Девчонке в жаркий летний день
Мечтать о миленьком не лень.

 
   Эмма, с распущенными волосами, уставив в одну точку расширенные зрачки, приподнялась, точно гальванизированный труп.

 
За жницей только поспевай!
Нанетта по полю шагает
И, наклоняясь то и знай,
С земли колосья подбирает»

 
   — Слепой! — крикнула Эмма и вдруг залилась ужасным, безумным, исступленным смехом — ей привиделось безобразное лицо нищего, пугалом вставшего перед нею в вечном мраке.

 
Вдруг ветер налетел на дол
И мигом ей задрал подол.

 
   Судорога отбросила Эмму на подушки. Все обступили ее. Она скончалась.


9


   Когда кто-нибудь умирает, настает всеобщее оцепенение — до того трудно бывает осмыслить вторжение небытия, заставить себя поверить в него. Но как только Шарль убедился, что Эмма неподвижна, он бросился к ней с криком:
   — Прощай! Прощай!
   Оме и Каниве вывели его из комнаты.
   — Успокойтесь!
   — Хорошо, — говорил он, вырываясь. — Я буду благоразумен, я ничего с собой не сделаю. Только пустите меня! Я хочу к ней! Ведь это моя жена!
   Он плакал.
   — Поплачьте, — разрешил фармацевт, — этого требует сама природа, вам станет легче!
   Шарль, слабый, как ребенок, дал себя увести вниз в столовую; вскоре после этого г-н Оме пошел домой.
   На площади к нему пристал слепец: уверовав в противовоспалительную мазь, он притащился в Ионвиль и теперь спрашивал каждого встречного, где живет аптекарь.
   — Да, как же! Есть у меня время с тобой возиться! Ну да уж ладно, приходи попоздней, — сказал г-н Оме и вбежал в аптеку.
   Ему предстояло написать два письма, приготовить успокоительную микстуру для Бовари, что-нибудь придумать, чтобы скрыть самоубийство, сделать из этой лжи статью для Светоча и дать отчет о случившемся своим согражданам, которые ждали, что он сделает им сообщение. Только когда ионвильцы, все до единого, выслушали его рассказ о том, как г-жа Бовари, приготовляя ванильный крем, спутала мышьяк с сахаром, Оме опять побежал к Шарлю.
   Тот сидел в кресле у окна (г-н Каниве недавно уехал), бессмысленно глядя в пол.
   — Вам надо бы самому назначить час церемонии, — сказал фармацевт.
   — Что такое?
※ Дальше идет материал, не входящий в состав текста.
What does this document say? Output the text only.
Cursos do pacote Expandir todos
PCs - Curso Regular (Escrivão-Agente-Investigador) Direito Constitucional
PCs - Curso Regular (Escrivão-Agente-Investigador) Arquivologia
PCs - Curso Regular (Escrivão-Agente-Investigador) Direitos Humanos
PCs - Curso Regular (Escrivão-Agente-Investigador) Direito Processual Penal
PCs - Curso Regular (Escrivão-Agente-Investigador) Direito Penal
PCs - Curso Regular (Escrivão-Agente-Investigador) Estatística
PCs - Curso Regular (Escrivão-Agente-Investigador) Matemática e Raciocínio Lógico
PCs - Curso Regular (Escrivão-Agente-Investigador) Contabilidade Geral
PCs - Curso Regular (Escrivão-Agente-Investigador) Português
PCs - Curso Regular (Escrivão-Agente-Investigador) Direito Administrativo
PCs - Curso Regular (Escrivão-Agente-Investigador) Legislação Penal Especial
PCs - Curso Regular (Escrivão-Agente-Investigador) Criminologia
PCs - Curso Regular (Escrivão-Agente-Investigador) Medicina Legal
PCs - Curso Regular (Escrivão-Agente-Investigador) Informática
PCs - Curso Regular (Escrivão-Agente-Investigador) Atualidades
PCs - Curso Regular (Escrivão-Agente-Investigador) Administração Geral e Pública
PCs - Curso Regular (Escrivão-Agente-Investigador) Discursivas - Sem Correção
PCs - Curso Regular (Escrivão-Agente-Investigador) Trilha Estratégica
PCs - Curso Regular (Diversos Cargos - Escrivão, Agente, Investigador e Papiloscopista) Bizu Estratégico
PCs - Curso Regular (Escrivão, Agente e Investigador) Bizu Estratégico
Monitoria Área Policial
Какая церемония? — переспросил Шарль и залепетал испуганно: — Нет, нет, пожалуйста, не надо! Она должна быть со мной.
   Оме, чтобы замять неловкость, взял с этажерки графин и начал поливать герань.
   — Очень вам благодарен! Вы так добры… — начал было Шарль, но под наплывом воспоминаний, вызванных этим жестом фармацевта, сейчас же умолк.
   Чтобы он хоть немного отвлекся от своих мыслей, Оме счел за благо поговорить о садоводстве, о том, что растения нуждаются во влаге. Шарль в знак согласия кивнул головой.
   — А теперь скоро опять настанут теплые дни.
   — Да, да! — подтвердил Шарль.
   Не зная, о чем говорить дальше, аптекарь слегка раздвинул оконные занавески.
   — А вон Тюваш идет.
   — Тюваш идет, — как эхо, повторил за ним Шарль.
   Оме так и не решился напомнить ему о похоронах. Его уговорил священник.
   Шарль заперся у себя в кабинете, вволю наплакался, потом взял перо и написал:
   «Я хочу, чтобы ее похоронили в подвенечном платье, в белых туфлях, в венке. Волосы распустите ей по плечам. Гробов должно быть три: один — дубовый, другой — красного дерева, третий — металлический. Со мной ни о чем не говорите. У меня достанет сил перенести все. Сверху накройте ее большим куском зеленого бархата. Это мое желание. Сделайте, пожалуйста, так».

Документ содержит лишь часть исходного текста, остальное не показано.